Im anderen Jahr, 1962 oder 1963, hatte mein Vater mir einen Sommerjob bei der Kantonalen Bauverwaltung besorgt (nicht um mir etwas Gutes zu tun, sondern weil er fand, nach all dem theoretischen Schulzeugs könne richtige Arbeit nicht schaden). Dort musste ich riesige Pläne der Ingenieure und Bauzeichner von ihrem durchsichtigen Pergamentpapier auf normales Papier hinüberkopieren. Im Rohzustand trug dieses Papier eine gelbe Oberfläche, die sich nach etwa einer Minute im Licht verflüchtigte. Wenn man die Pergamentpläne, oft anderthalb Meter breit und lang, auf dieses Fotopapier legte und rasch durch die Maschine zog, zuerst durch einen Lichtbogen, dann durch ein flüssiges Bad, wechselten die nicht vom Licht durchdrungenen Linien des Plans auf dem Papier von gelb zu schwarz, waren also kopiert und gesichert. Doch führte man zu Beginn den Plan und das Papier nur um 1 oder 2 Millimeter schräg in die Maschine, zerriss sie beide, oder sie verrutschten, und die Linien wurden zu blassen Schemen.

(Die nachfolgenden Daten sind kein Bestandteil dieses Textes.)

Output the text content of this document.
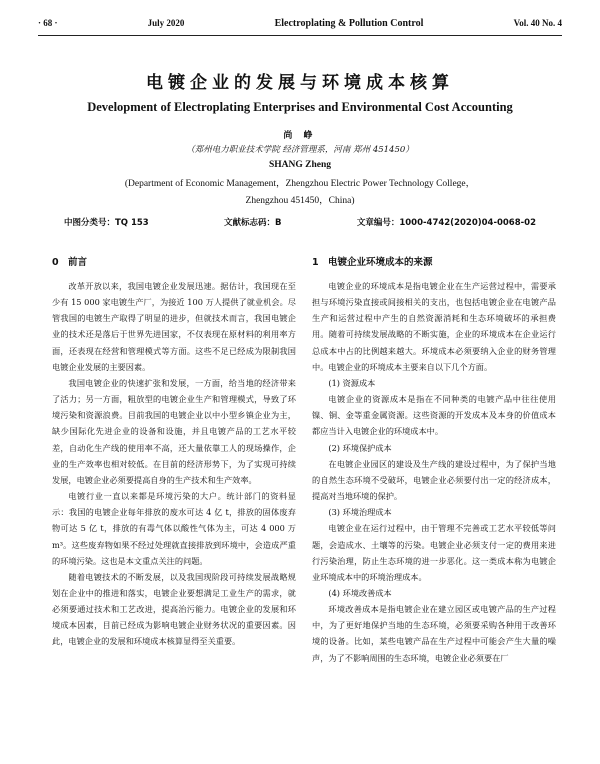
· 68 ·	July 2020	Electroplating & Pollution Control	Vol. 40 No. 4
电镀企业的发展与环境成本核算
Development of Electroplating Enterprises and Environmental Cost Accounting
尚 峥
（郑州电力职业技术学院 经济管理系，河南 郑州 451450）
SHANG Zheng
(Department of Economic Management，Zhengzhou Electric Power Technology College，
Zhengzhou 451450，China)
中图分类号：TQ 153	文献标志码：B	文章编号：1000-4742(2020)04-0068-02
0 前言

改革开放以来，我国电镀企业发展迅速。据估计，我国现在至少有 15 000 家电镀生产厂，为接近 100 万人提供了就业机会。尽管我国的电镀生产取得了明显的进步，但就技术而言，我国电镀企业的技术还是落后于世界先进国家，不仅表现在原材料的利用率方面，还表现在经营和管理模式等方面。这些不足已经成为限制我国电镀企业发展的主要因素。

我国电镀企业的快速扩张和发展，一方面，给当地的经济带来了活力；另一方面，粗放型的电镀企业生产和管理模式，导致了环境污染和资源浪费。目前我国的电镀企业以中小型乡镇企业为主，缺少国际化先进企业的设备和设施，并且电镀产品的工艺水平较差，自动化生产线的使用率不高，还大量依靠工人的现场操作，企业的生产效率也相对较低。在目前的经济形势下，为了实现可持续发展，电镀企业必须要提高自身的生产技术和生产效率。

电镀行业一直以来都是环境污染的大户。统计部门的资料显示：我国的电镀企业每年排放的废水可达 4 亿 t，排放的固体废弃物可达 5 亿 t，排放的有毒气体以酸性气体为主，可达 4 000 万 m³。这些废弃物如果不经过处理就直接排放到环境中，会造成严重的环境污染。这也是本文重点关注的问题。

随着电镀技术的不断发展，以及我国现阶段可持续发展战略规划在企业中的推进和落实，电镀企业要想满足工业生产的需求，就必须要通过技术和工艺改进，提高治污能力。电镀企业的发展和环境成本因素，目前已经成为影响电镀企业财务状况的重要因素。因此，电镀企业的发展和环境成本核算显得至关重要。

1 电镀企业环境成本的来源

电镀企业的环境成本是指电镀企业在生产运营过程中，需要承担与环境污染直接或间接相关的支出，也包括电镀企业在电镀产品生产和运营过程中产生的自然资源消耗和生态环境破坏的承担费用。随着可持续发展战略的不断实施，企业的环境成本在企业运行总成本中占的比例越来越大。环境成本必须要纳入企业的财务管理中。电镀企业的环境成本主要来自以下几个方面。

(1) 资源成本

电镀企业的资源成本是指在不同种类的电镀产品中往往使用镍、铜、金等重金属资源。这些资源的开发成本及本身的价值成本都应当计入电镀企业的环境成本中。

(2) 环境保护成本

在电镀企业园区的建设及生产线的建设过程中，为了保护当地的自然生态环境不受破坏，电镀企业必须要付出一定的经济成本，提高对当地环境的保护。

(3) 环境治理成本

电镀企业在运行过程中，由于管理不完善或工艺水平较低等问题，会造成水、土壤等的污染。电镀企业必须支付一定的费用来进行污染治理，防止生态环境的进一步恶化。这一类成本称为电镀企业环境成本中的环境治理成本。

(4) 环境改善成本

环境改善成本是指电镀企业在建立园区或电镀产品的生产过程中，为了更好地保护当地的生态环境，必须要采购各种用于改善环境的设备。比如，某些电镀产品在生产过程中可能会产生大量的噪声，为了不影响周围的生态环境，电镀企业必须要在厂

War die Operation nach Anfällen von Panik gelungen, musste ich die Papierpläne ausmalen – Mauerkronen zinnober, die Maueranzüge (also die Seitenwände) rosa, die Strassenflächen grün oder blau und die Strassenborde dunkelgrün.

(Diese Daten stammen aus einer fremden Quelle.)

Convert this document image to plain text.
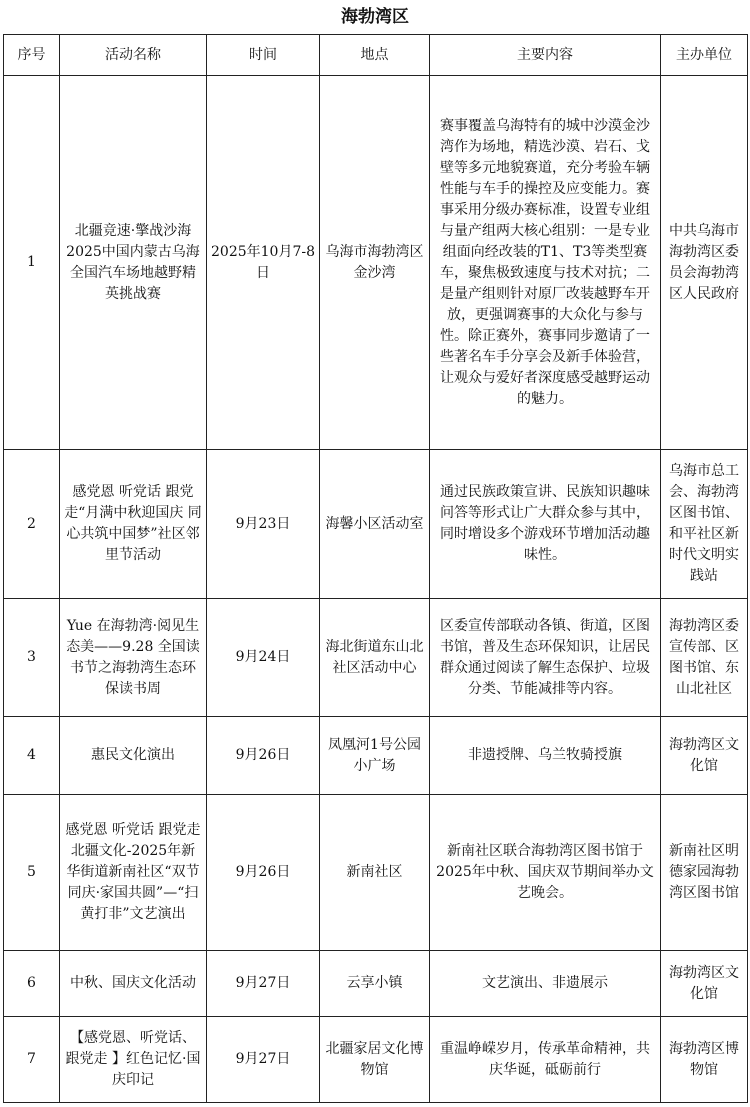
海勃湾区
序号	活动名称	时间	地点	主要内容	主办单位
1	北疆竞速·擎战沙海2025中国内蒙古乌海全国汽车场地越野精英挑战赛	2025年10月7-8日	乌海市海勃湾区金沙湾	赛事覆盖乌海特有的城中沙漠金沙湾作为场地，精选沙漠、岩石、戈壁等多元地貌赛道，充分考验车辆性能与车手的操控及应变能力。赛事采用分级办赛标准，设置专业组与量产组两大核心组别：一是专业组面向经改装的T1、T3等类型赛车，聚焦极致速度与技术对抗；二是量产组则针对原厂改装越野车开放，更强调赛事的大众化与参与性。除正赛外，赛事同步邀请了一些著名车手分享会及新手体验营，让观众与爱好者深度感受越野运动的魅力。	中共乌海市海勃湾区委员会海勃湾区人民政府
2	感党恩 听党话 跟党走“月满中秋迎国庆 同心共筑中国梦”社区邻里节活动	9月23日	海馨小区活动室	通过民族政策宣讲、民族知识趣味问答等形式让广大群众参与其中，同时增设多个游戏环节增加活动趣味性。	乌海市总工会、海勃湾区图书馆、和平社区新时代文明实践站
3	Yue 在海勃湾·阅见生态美——9.28 全国读书节之海勃湾生态环保读书周	9月24日	海北街道东山北社区活动中心	区委宣传部联动各镇、街道，区图书馆，普及生态环保知识，让居民群众通过阅读了解生态保护、垃圾分类、节能减排等内容。	海勃湾区委宣传部、区图书馆、东山北社区
4	惠民文化演出	9月26日	凤凰河1号公园小广场	非遗授牌、乌兰牧骑授旗	海勃湾区文化馆
5	感党恩 听党话 跟党走北疆文化-2025年新华街道新南社区“双节同庆·家国共圆”—“扫黄打非”文艺演出	9月26日	新南社区	新南社区联合海勃湾区图书馆于2025年中秋、国庆双节期间举办文艺晚会。	新南社区明德家园海勃湾区图书馆
6	中秋、国庆文化活动	9月27日	云享小镇	文艺演出、非遗展示	海勃湾区文化馆
7	【感党恩、听党话、跟党走 】红色记忆·国庆印记	9月27日	北疆家居文化博物馆	重温峥嵘岁月，传承革命精神，共庆华诞，砥砺前行	海勃湾区博物馆
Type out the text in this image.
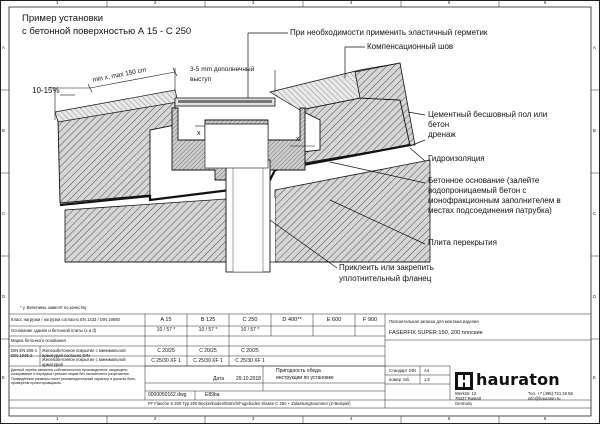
1	2	3	4	5	6
1	2	3	4	5	6
A
B
C
D
E
A
B
C
D
E
Пример установки
с бетонной поверхностью А 15 - С 250
10-15%
min x, max 150 cm	3-5 mm дополнечный
выступ
x
x
* у. Величины зависят по качеству
При необходимости применить эластичный герметик
Компенсационный шов
Цементный бесшовный пол или
бетон
дренаж
Гидроизоляция
Бетонное основание (залейте
водопроницаемый бетон с
монофракционным заполнителем в
местах подсоединения патрубка)
Плита перекрытия
Приклеить или закрепить
уплотнительный фланец
Класс нагрузки / нагрузки согласно EN 1433 / DIN 19580	A 15	B 125	C 250	D 400**	E 600	F 900
Основание здания и бетонной плиты (x и d)	10 / 57 *	10 / 57 *	10 / 57 *
Марка бетонного основания
DIN EN 206-1 DIN 1045-2
Железобетонное покрытие с минимальной арматурой согласно DIN
C 20/25	C 20/25	C 20/25
Железобетонное покрытие с минимальной арматурой
C 25/30 XF 1	C 25/30 XF 1	C 25/30 XF 1
Данный чертёж является собственностью производителя; запрещено копирование и передача третьим лицам без письменного разрешения. Приведённые размеры носят рекомендательный характер и должны быть проверены проектировщиком.
Дата 29.10.2018
Пригодность обеда
инструкции по установке
0000050162.dwg	E89ba
FF Flaeche S 200 Typ 200 Beckenboden/Estrich/Fugeboden Klasse C 250 + Zulassungsnummer (Z-Beispiel)
Пояснительная записка для монтажа изделия
FASERFIX SUPER 150, 200 плоские
Стандарт DIN A4
номер таб.	1:5	hauraton
Werkstr. 13
76437 Rastatt
Germany
Тел. +7 (495) 721 26 58
info@hauraton.ru
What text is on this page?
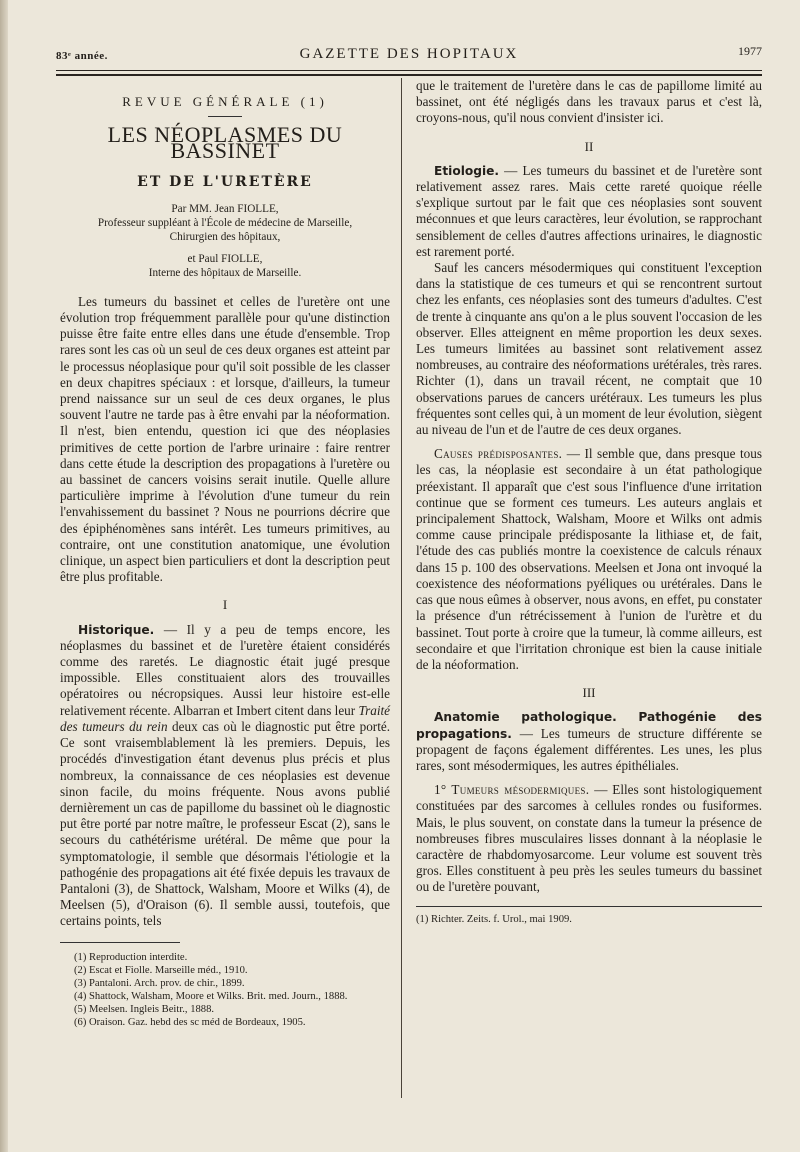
83ᵉ année.	GAZETTE DES HOPITAUX	1977
REVUE GÉNÉRALE (1)
LES NÉOPLASMES DU BASSINET
ET DE L'URETÈRE

Par MM. Jean FIOLLE,

Professeur suppléant à l'École de médecine de Marseille,

Chirurgien des hôpitaux,

et Paul FIOLLE,

Interne des hôpitaux de Marseille.

Les tumeurs du bassinet et celles de l'uretère ont une évolution trop fréquemment parallèle pour qu'une distinction puisse être faite entre elles dans une étude d'ensemble. Trop rares sont les cas où un seul de ces deux organes est atteint par le processus néoplasique pour qu'il soit possible de les classer en deux chapitres spéciaux : et lorsque, d'ailleurs, la tumeur prend naissance sur un seul de ces deux organes, le plus souvent l'autre ne tarde pas à être envahi par la néoformation. Il n'est, bien entendu, question ici que des néoplasies primitives de cette portion de l'arbre urinaire : faire rentrer dans cette étude la description des propagations à l'uretère ou au bassinet de cancers voisins serait inutile. Quelle allure particulière imprime à l'évolution d'une tumeur du rein l'envahissement du bassinet ? Nous ne pourrions décrire que des épiphénomènes sans intérêt. Les tumeurs primitives, au contraire, ont une constitution anatomique, une évolution clinique, un aspect bien particuliers et dont la description peut être plus profitable.

I

Historique. — Il y a peu de temps encore, les néoplasmes du bassinet et de l'uretère étaient considérés comme des raretés. Le diagnostic était jugé presque impossible. Elles constituaient alors des trouvailles opératoires ou nécropsiques. Aussi leur histoire est-elle relativement récente. Albarran et Imbert citent dans leur Traité des tumeurs du rein deux cas où le diagnostic put être porté. Ce sont vraisemblablement là les premiers. Depuis, les procédés d'investigation étant devenus plus précis et plus nombreux, la connaissance de ces néoplasies est devenue sinon facile, du moins fréquente. Nous avons publié dernièrement un cas de papillome du bassinet où le diagnostic put être porté par notre maître, le professeur Escat (2), sans le secours du cathétérisme urétéral. De même que pour la symptomatologie, il semble que désormais l'étiologie et la pathogénie des propagations ait été fixée depuis les travaux de Pantaloni (3), de Shattock, Walsham, Moore et Wilks (4), de Meelsen (5), d'Oraison (6). Il semble aussi, toutefois, que certains points, tels

(1) Reproduction interdite.
(2) Escat et Fiolle. Marseille méd., 1910.
(3) Pantaloni. Arch. prov. de chir., 1899.
(4) Shattock, Walsham, Moore et Wilks. Brit. med. Journ., 1888.
(5) Meelsen. Ingleis Beitr., 1888.
(6) Oraison. Gaz. hebd des sc méd de Bordeaux, 1905.

que le traitement de l'uretère dans le cas de papillome limité au bassinet, ont été négligés dans les travaux parus et c'est là, croyons-nous, qu'il nous convient d'insister ici.

II

Etiologie. — Les tumeurs du bassinet et de l'uretère sont relativement assez rares. Mais cette rareté quoique réelle s'explique surtout par le fait que ces néoplasies sont souvent méconnues et que leurs caractères, leur évolution, se rapprochant sensiblement de celles d'autres affections urinaires, le diagnostic est rarement porté.

Sauf les cancers mésodermiques qui constituent l'exception dans la statistique de ces tumeurs et qui se rencontrent surtout chez les enfants, ces néoplasies sont des tumeurs d'adultes. C'est de trente à cinquante ans qu'on a le plus souvent l'occasion de les observer. Elles atteignent en même proportion les deux sexes. Les tumeurs limitées au bassinet sont relativement assez nombreuses, au contraire des néoformations urétérales, très rares. Richter (1), dans un travail récent, ne comptait que 10 observations parues de cancers urétéraux. Les tumeurs les plus fréquentes sont celles qui, à un moment de leur évolution, siègent au niveau de l'un et de l'autre de ces deux organes.

Causes prédisposantes. — Il semble que, dans presque tous les cas, la néoplasie est secondaire à un état pathologique préexistant. Il apparaît que c'est sous l'influence d'une irritation continue que se forment ces tumeurs. Les auteurs anglais et principalement Shattock, Walsham, Moore et Wilks ont admis comme cause principale prédisposante la lithiase et, de fait, l'étude des cas publiés montre la coexistence de calculs rénaux dans 15 p. 100 des observations. Meelsen et Jona ont invoqué la coexistence des néoformations pyéliques ou urétérales. Dans le cas que nous eûmes à observer, nous avons, en effet, pu constater la présence d'un rétrécissement à l'union de l'urètre et du bassinet. Tout porte à croire que la tumeur, là comme ailleurs, est secondaire et que l'irritation chronique est bien la cause initiale de la néoformation.

III

Anatomie pathologique. Pathogénie des propagations. — Les tumeurs de structure différente se propagent de façons également différentes. Les unes, les plus rares, sont mésodermiques, les autres épithéliales.

1° Tumeurs mésodermiques. — Elles sont histologiquement constituées par des sarcomes à cellules rondes ou fusiformes. Mais, le plus souvent, on constate dans la tumeur la présence de nombreuses fibres musculaires lisses donnant à la néoplasie le caractère de rhabdomyosarcome. Leur volume est souvent très gros. Elles constituent à peu près les seules tumeurs du bassinet ou de l'uretère pouvant,

(1) Richter. Zeits. f. Urol., mai 1909.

Meine Mutter berichtete von Kopiervorgängen, die nochmals eine Generation zurücklagen. Sie wurde nach der Schule, also etwa 1931, im Büro der grossen Stickereifirma Grauer in Degersheim angestellt. Jeden Morgen trafen die maschinengeschriebenen Bestellungen der Kunden mit der Post ein, und meine Mutter musste diese mit der Schrift nach unten auf einer klebrigen Masse andrücken. Dann konnte sie etwa fünf Mal andere Papiere auf die Masse pressen und so Abzüge davon in die verschiedenen Abteilungen der Firma übermitteln.

 

Die alte analoge Welt und die neue Digitalisierung zeigen sich auch in einfachen Spielzeugen. Ich erhielt Anfang der 1950er-Jahre ein ferngesteuertes Auto – die Ferne bestand aus einem etwa 1,5 Meter langen Spiralröhrchen am Auto, an dessen Ende in meiner Hand eine Kurbel und ein Drücker für die Lenkung waren. Die Kraft und der Lenkungsdruck wurden durch Drähte im Röhrchen übertragen. Das Auto verursachte Aufsehen und wird heute in Antiquariaten teuer verkauft. Heute bekommen die Kinder ferngesteuerte Autos, Flugzeuge und Schiffchen, die drahtlos, mit eigener Batteriekraft und unglaublich schnell reagieren. Wenn man vor zehn Jahren sagte, dass ein Personenwagen ungefähr gleich viel – digitale – Schaltungen habe wie die Mondrakete 1969, dann haben jetzt wohl schon bald diese Spielzeugautos mehr Schaltungen.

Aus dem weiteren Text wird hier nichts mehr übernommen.